RECENT weeks have seen a number of challenges for South Africa’s economy. The country narrowly escaped a recession as economic data showed an increasing trade deficit and a downgrading of the financial services sector, coming on the collapse of the unsecured lender African Bank. Medialternatives lists a number of issues to consider in regard to the economic situation.
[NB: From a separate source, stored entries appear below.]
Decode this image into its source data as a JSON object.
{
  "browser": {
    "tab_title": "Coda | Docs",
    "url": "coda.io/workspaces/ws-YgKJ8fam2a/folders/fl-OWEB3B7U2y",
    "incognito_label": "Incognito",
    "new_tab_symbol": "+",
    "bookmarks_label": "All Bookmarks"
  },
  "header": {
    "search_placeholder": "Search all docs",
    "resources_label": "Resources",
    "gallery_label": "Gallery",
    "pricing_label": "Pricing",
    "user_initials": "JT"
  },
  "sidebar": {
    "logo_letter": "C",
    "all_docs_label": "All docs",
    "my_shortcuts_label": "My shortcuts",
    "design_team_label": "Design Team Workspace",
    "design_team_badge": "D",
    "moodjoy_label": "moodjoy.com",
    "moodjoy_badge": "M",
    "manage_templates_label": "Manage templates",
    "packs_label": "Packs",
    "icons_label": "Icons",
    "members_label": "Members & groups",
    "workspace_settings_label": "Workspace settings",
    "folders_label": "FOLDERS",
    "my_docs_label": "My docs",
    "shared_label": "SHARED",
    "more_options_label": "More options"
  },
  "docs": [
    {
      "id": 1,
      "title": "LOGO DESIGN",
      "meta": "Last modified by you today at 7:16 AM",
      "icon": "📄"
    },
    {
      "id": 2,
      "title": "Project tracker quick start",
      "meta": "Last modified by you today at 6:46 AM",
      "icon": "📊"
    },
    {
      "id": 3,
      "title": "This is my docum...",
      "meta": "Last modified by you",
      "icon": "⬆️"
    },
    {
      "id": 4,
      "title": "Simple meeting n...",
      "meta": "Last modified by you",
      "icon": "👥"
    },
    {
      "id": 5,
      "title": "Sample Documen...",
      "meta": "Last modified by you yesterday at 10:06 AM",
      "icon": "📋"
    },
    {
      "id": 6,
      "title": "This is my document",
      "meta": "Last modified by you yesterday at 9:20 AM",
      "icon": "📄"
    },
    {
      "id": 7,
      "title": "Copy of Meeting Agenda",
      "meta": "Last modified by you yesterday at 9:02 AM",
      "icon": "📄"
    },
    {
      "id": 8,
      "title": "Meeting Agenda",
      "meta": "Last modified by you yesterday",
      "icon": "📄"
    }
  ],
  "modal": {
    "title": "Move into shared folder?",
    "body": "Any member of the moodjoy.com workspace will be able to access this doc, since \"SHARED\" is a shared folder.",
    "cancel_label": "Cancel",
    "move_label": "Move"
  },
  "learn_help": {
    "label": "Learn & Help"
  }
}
Parastatals such as Eskom and SAA continue to tax the treasury, with annual bail-outs from government. The country recently issued an Islamic bond known as a Sukuk, to cover the African Bank bail out and expenditure on projects such as Madupi and Kusile, Greenhouse Gas emitters will now redirect future revenue into servicing the bond, as the Reserve Bank offloads the bad bank and unrecoverable debt to the tune of some 9 billion into a special interest vehicle.
2) Balance of payments
South Africa like most of the world is hooked on Made in China goods, Unless the country is able to produce goods competitively while finding new markets, the unequal exchange of raw material in the form of mineral wealth for overseas goods will continue to result in a bulging trade deficit
3) World without Jobs
Unrealistic wage demands, increasing automation and lack of social entrepreneurship point to a world without jobs as South Africa joins those nations who are impacted by the disruption caused by the third industrial revolution. Instead of embracing technology, the country has been a slow adopter of fibre optic cable and other innovations.
4) Sovereign Wealth
The country needs to find ways to re-invest money gained from the sale of minerals into a sovereign wealth fund that will benefit future generations..While the Public Investment Corporation is massively invested in equities, earning some 18% per annum, the fund is geared towards government pensions and not the social wage which could liberate ordinary South Africans from poverty.
5) Social Wage
Without a social wage or unconditional basic income grant, citizens are forced into the job market. A social wage would alleviate the worst forms of poverty while freeing up individuals to contribute to society in a future in which permanent jobs no longer exist.
6) Flea Market Capitalism
South Africa’s informal sector contributes significantly to the economy and yet there is very little incentive from government for this important segment of the economy. Instead of burdening citizens with red-tape and costly licensing, the state should rather provide services and incentives to small business. An SMME ministry was recently set-up by government but it remains to be seen whether the ministry will offer anything except more bureaucrats.
7) Credit Bubble
Until now, a lot of growth has been driven by credit. The collapse of African Bank has shown how vulnerable the sector is, given the long-term sustainability of such growth. Unless private savings increase, the emphasis on credit will lead to more downgrading and an increasing burden on the poor.